The latest delivery mandate has the backing of two influential restaurant organizations; the Washington Hospitality Association and the Seattle Restaurant Alliance. Anthony Anton, the president of the WHA, said delivery apps are hurting restaurants because it’s the small-business owners, and not the delivery services, that are getting the brunt of the negative online reviews for not being able to fulfill delivery orders from outdated menus.
Linda Di Lello Morton, a board member of the Seattle Restaurant Alliance and the co-owner of Terra Plata bistro on Capitol Hill, agreed. “It really hurts when we get a bad review when it had nothing to do with us,” Morton said.
Two years ago, Grubhub, Postmates and other delivery app services were not household names around Seattle. But after Gov. Jay Inslee ordered all restaurants to temporarily shut their dining rooms during the pandemic, many chefs pivoted to takeout and delivery, relying on multiple app-based services to handle their orders.
Even restaurants that didn’t contract with these third-party apps were unwillingly forced into the delivery ecosystem as their menus were posted on apps without the restaurant’s consent.
To gain market share in the cutthroat delivery-services realm, many third-party apps try to list as many restaurants as possible, even using old menus from Google searches to give customers more variety to choose from.
Problems often arise when delivery sites post old menus without the knowledge or consent of restaurants: seasonal menus and pricing are outdated. Many chefs also don’t do to-go orders or offer only a limited menu because many entrees don’t travel well.
When a customer orders from an old menu that the kitchen can’t fill, that’s when restaurateurs, delivery drivers and customers start the finger pointing at each other over the unfilled deliveries, several owners said.
Matt Storm, owner of the pizzeria The Masonry in Uptown and in Fremont, said his Neapolitan-style pie doesn’t hold up well sitting in a pizza box for 30 minutes, so he doesn’t offer delivery and discourages customers from ordering pizza for takeout. Yet, delivery services continue to advertise his pizza on their platforms, he said.

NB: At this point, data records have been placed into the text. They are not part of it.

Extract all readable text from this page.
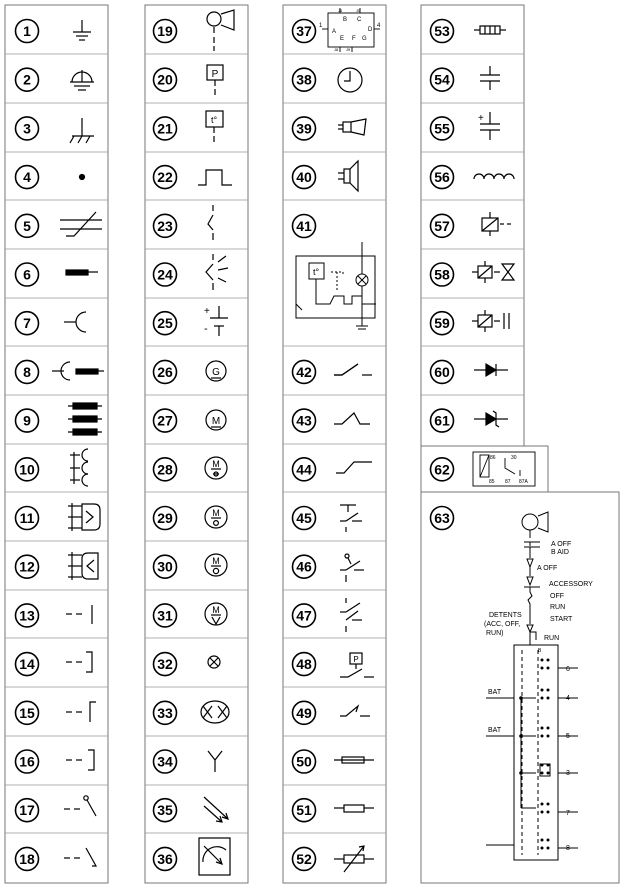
1
2
3
4
5
6
7
8
9
10
11
12
13
14
15
16
17
18
19
20
21
22
23
24
25
26
27
28
29
30
31
32
33
34
35
36
37
38
39
40
41
42
43
44
45
46
47
48
49
50
51
52
53
54
55
56
57
58
59
60
61
62
63
P
t°
+
-
G
M
M
M
M
M
1	4
A
B C
D
E F G
J6	J5
J8 J9
t°
P
+
86	30
85 87 87A
A OFF
B AID
A OFF
ACCESSORY
OFF
RUN
START
DETENTS
(ACC, OFF,
RUN)
RUN
B
BAT
BAT
6
4
5
3
7
8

He recalled one courier who demanded he make a duck egg pizza since a customer had already paid for it with a credit card after seeing that outdated menu item on the delivery app.
“There is literally no duck egg here. I can’t magically pull one out of my [expletive],” Storm recalled telling the angry delivery driver.
Sundberg, the owner of two critically acclaimed restaurants, Manolin and Rupee Bar in Ballard, said for a year he used his own employees to do food deliveries to keep his staff employed during the pandemic. He didn’t realize he had a competitor: Grubhub and other delivery services, which posted old menus from his two restaurants without his consent.
“We had one customer [who] ordered six items, five of which are things we haven’t had for about a year,” said Sundberg. “I have reached out to these companies in the past to get our names and logos and menus off the sites because there were three to four of these [to-go orders] a week. … We can’t fill these orders.”
Every time he contacted the delivery services to take his businesses off their sites, his menus would be “back up in six or eight months,” he said.
Other restaurants that signed an agreement with delivery services say it’s difficult to end the partnership. Uttam Mukherjee, co-owner of the popular street Indian food counter Spice Waala on Capitol Hill and in Ballard, originally signed with Grubhub to handle its delivery. But in February, when drivers repeatedly showed up 90 minutes late to deliver fries and wraps that had turned cold and mushy, Mukherjee demanded Grubhub stop delivering his food because it was hurting his restaurant’s reputation.
“I called them twice to take us down [and said] ‘You do not have permission to use our menus without our knowledge,’ “ he recalled. “They would say, ‘sorry, we didn’t know.’ And a couple of weeks later we would get another order from Grubhub.”